Dr. Miller thinks that bipolarity may be “a distinctively New York phenomenon.” He believes that many Americans live where bipolarity is likely to be less common. Nevertheless, in New York, “People . . . are coming from all over, people with energy and excitement and stamina, and it may be in this city, in the people that you find yourself knowing, with throwing in other factors–staying out late, the bar scene, marijuana, being at places where people with bipolar are likely to congregate, differentially–then maybe it’s 1-in-8 that the people one actually hangs with have bipolar risk.”
Howard Smith, director of operations for the Mood Disorder Support Group, acknowledges that the new emphasis on bipolar disease may be a fad. “There are certain fads that take off, and the current one is bipolar II. …A few years ago it was schizoaffective disorder. Then it was borderline personality disorder. Next year it will be something else. It’s not that doctors don’t know what they’re doing: They’re responding to patients. Patients press doctors for labels. And doctors want to keep you on your meds so they’re okay with it.”

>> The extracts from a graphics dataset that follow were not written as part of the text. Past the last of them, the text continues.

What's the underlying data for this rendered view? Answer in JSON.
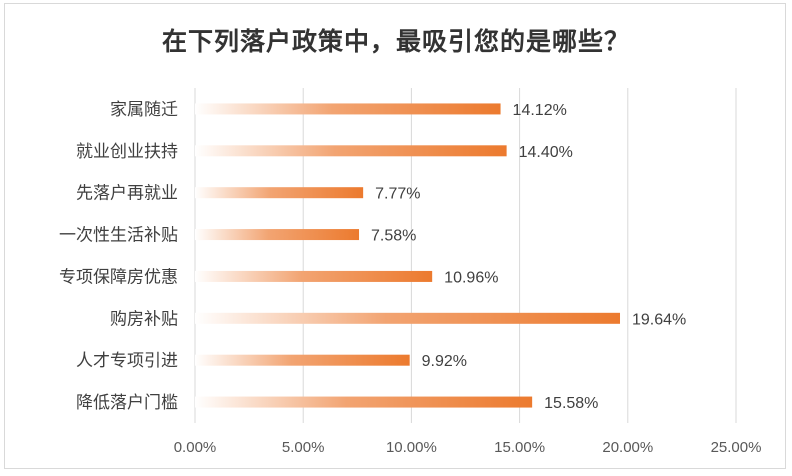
{
  "chart_data": {
    "type": "bar",
    "orientation": "horizontal",
    "title": "在下列落户政策中，最吸引您的是哪些？",
    "categories": [
      "家属随迁",
      "就业创业扶持",
      "先落户再就业",
      "一次性生活补贴",
      "专项保障房优惠",
      "购房补贴",
      "人才专项引进",
      "降低落户门槛"
    ],
    "values": [
      14.12,
      14.4,
      7.77,
      7.58,
      10.96,
      19.64,
      9.92,
      15.58
    ],
    "value_labels": [
      "14.12%",
      "14.40%",
      "7.77%",
      "7.58%",
      "10.96%",
      "19.64%",
      "9.92%",
      "15.58%"
    ],
    "x_ticks": [
      "0.00%",
      "5.00%",
      "10.00%",
      "15.00%",
      "20.00%",
      "25.00%"
    ],
    "xlim": [
      0,
      25
    ],
    "grid": true,
    "bar_color": "#ee7f33"
  }
}
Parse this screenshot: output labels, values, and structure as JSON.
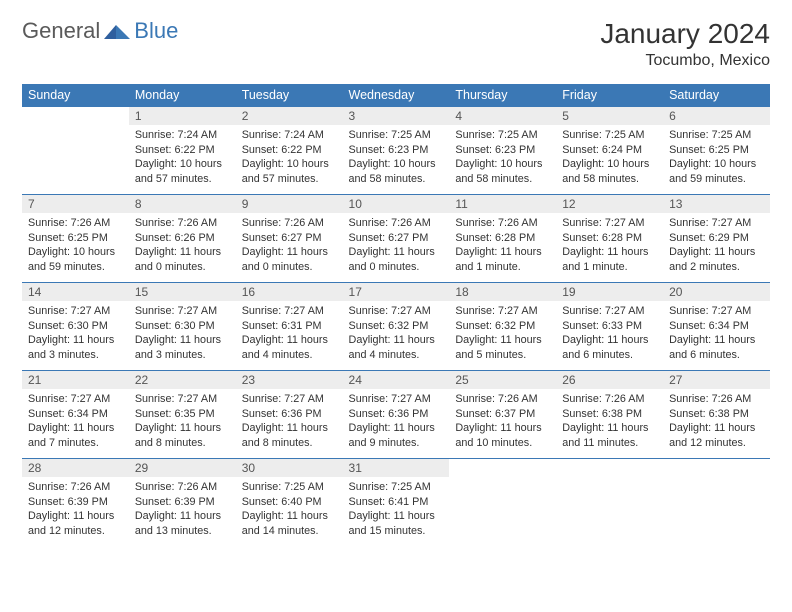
{
  "brand": {
    "text1": "General",
    "text2": "Blue"
  },
  "title": "January 2024",
  "location": "Tocumbo, Mexico",
  "colors": {
    "header_bg": "#3b78b5",
    "header_text": "#ffffff",
    "daynum_bg": "#ededed",
    "daynum_text": "#555555",
    "body_text": "#333333",
    "rule": "#3b78b5",
    "brand_gray": "#5a5a5a",
    "brand_blue": "#3b78b5"
  },
  "fonts": {
    "title_size": 28,
    "location_size": 16,
    "header_size": 12.5,
    "daynum_size": 12,
    "body_size": 10.8
  },
  "weekdays": [
    "Sunday",
    "Monday",
    "Tuesday",
    "Wednesday",
    "Thursday",
    "Friday",
    "Saturday"
  ],
  "weeks": [
    [
      null,
      {
        "n": "1",
        "sr": "7:24 AM",
        "ss": "6:22 PM",
        "dl": "10 hours and 57 minutes."
      },
      {
        "n": "2",
        "sr": "7:24 AM",
        "ss": "6:22 PM",
        "dl": "10 hours and 57 minutes."
      },
      {
        "n": "3",
        "sr": "7:25 AM",
        "ss": "6:23 PM",
        "dl": "10 hours and 58 minutes."
      },
      {
        "n": "4",
        "sr": "7:25 AM",
        "ss": "6:23 PM",
        "dl": "10 hours and 58 minutes."
      },
      {
        "n": "5",
        "sr": "7:25 AM",
        "ss": "6:24 PM",
        "dl": "10 hours and 58 minutes."
      },
      {
        "n": "6",
        "sr": "7:25 AM",
        "ss": "6:25 PM",
        "dl": "10 hours and 59 minutes."
      }
    ],
    [
      {
        "n": "7",
        "sr": "7:26 AM",
        "ss": "6:25 PM",
        "dl": "10 hours and 59 minutes."
      },
      {
        "n": "8",
        "sr": "7:26 AM",
        "ss": "6:26 PM",
        "dl": "11 hours and 0 minutes."
      },
      {
        "n": "9",
        "sr": "7:26 AM",
        "ss": "6:27 PM",
        "dl": "11 hours and 0 minutes."
      },
      {
        "n": "10",
        "sr": "7:26 AM",
        "ss": "6:27 PM",
        "dl": "11 hours and 0 minutes."
      },
      {
        "n": "11",
        "sr": "7:26 AM",
        "ss": "6:28 PM",
        "dl": "11 hours and 1 minute."
      },
      {
        "n": "12",
        "sr": "7:27 AM",
        "ss": "6:28 PM",
        "dl": "11 hours and 1 minute."
      },
      {
        "n": "13",
        "sr": "7:27 AM",
        "ss": "6:29 PM",
        "dl": "11 hours and 2 minutes."
      }
    ],
    [
      {
        "n": "14",
        "sr": "7:27 AM",
        "ss": "6:30 PM",
        "dl": "11 hours and 3 minutes."
      },
      {
        "n": "15",
        "sr": "7:27 AM",
        "ss": "6:30 PM",
        "dl": "11 hours and 3 minutes."
      },
      {
        "n": "16",
        "sr": "7:27 AM",
        "ss": "6:31 PM",
        "dl": "11 hours and 4 minutes."
      },
      {
        "n": "17",
        "sr": "7:27 AM",
        "ss": "6:32 PM",
        "dl": "11 hours and 4 minutes."
      },
      {
        "n": "18",
        "sr": "7:27 AM",
        "ss": "6:32 PM",
        "dl": "11 hours and 5 minutes."
      },
      {
        "n": "19",
        "sr": "7:27 AM",
        "ss": "6:33 PM",
        "dl": "11 hours and 6 minutes."
      },
      {
        "n": "20",
        "sr": "7:27 AM",
        "ss": "6:34 PM",
        "dl": "11 hours and 6 minutes."
      }
    ],
    [
      {
        "n": "21",
        "sr": "7:27 AM",
        "ss": "6:34 PM",
        "dl": "11 hours and 7 minutes."
      },
      {
        "n": "22",
        "sr": "7:27 AM",
        "ss": "6:35 PM",
        "dl": "11 hours and 8 minutes."
      },
      {
        "n": "23",
        "sr": "7:27 AM",
        "ss": "6:36 PM",
        "dl": "11 hours and 8 minutes."
      },
      {
        "n": "24",
        "sr": "7:27 AM",
        "ss": "6:36 PM",
        "dl": "11 hours and 9 minutes."
      },
      {
        "n": "25",
        "sr": "7:26 AM",
        "ss": "6:37 PM",
        "dl": "11 hours and 10 minutes."
      },
      {
        "n": "26",
        "sr": "7:26 AM",
        "ss": "6:38 PM",
        "dl": "11 hours and 11 minutes."
      },
      {
        "n": "27",
        "sr": "7:26 AM",
        "ss": "6:38 PM",
        "dl": "11 hours and 12 minutes."
      }
    ],
    [
      {
        "n": "28",
        "sr": "7:26 AM",
        "ss": "6:39 PM",
        "dl": "11 hours and 12 minutes."
      },
      {
        "n": "29",
        "sr": "7:26 AM",
        "ss": "6:39 PM",
        "dl": "11 hours and 13 minutes."
      },
      {
        "n": "30",
        "sr": "7:25 AM",
        "ss": "6:40 PM",
        "dl": "11 hours and 14 minutes."
      },
      {
        "n": "31",
        "sr": "7:25 AM",
        "ss": "6:41 PM",
        "dl": "11 hours and 15 minutes."
      },
      null,
      null,
      null
    ]
  ],
  "labels": {
    "sunrise": "Sunrise: ",
    "sunset": "Sunset: ",
    "daylight": "Daylight: "
  }
}
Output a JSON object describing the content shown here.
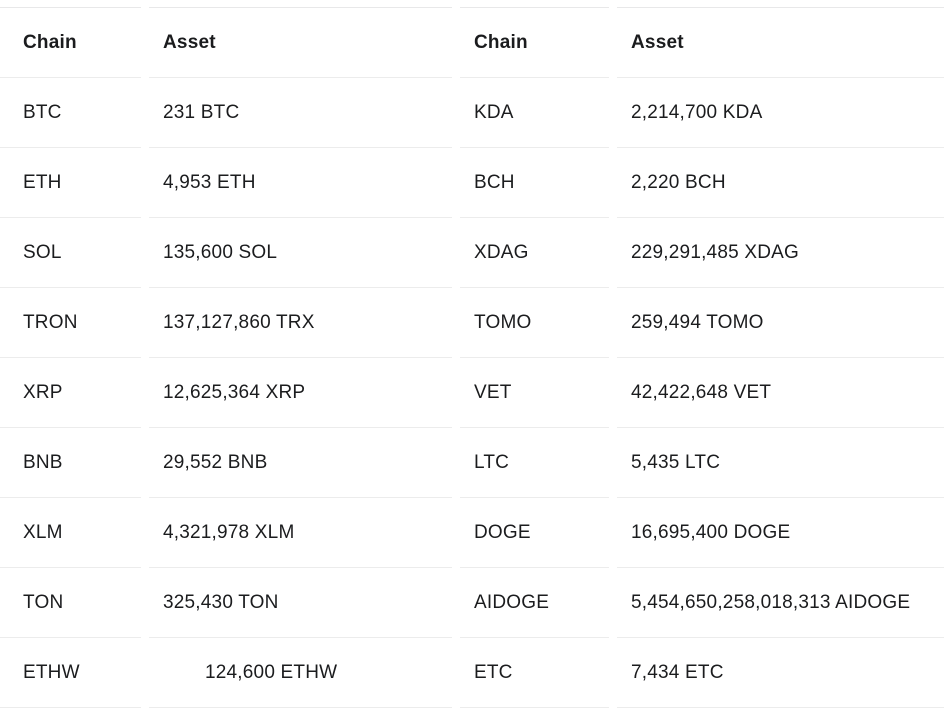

There is something seriously sick about a society that makes mental illness a fad; that diagnoses the latest fashion in psychological syndromes, and then sells an entire constellation of psychotropic drugs as the answer to the problem. Christians must resist the siren call of the therapeutic worldview, resist the intellectual (and psychological) fashions and fads of the day, and speak to these issues from the deep wells of Christian truth. Humanistic psychology starts with a false view of humanity and moves to a false remedy for human wholeness and happiness. This New York magazine article reminds us of where this really leads.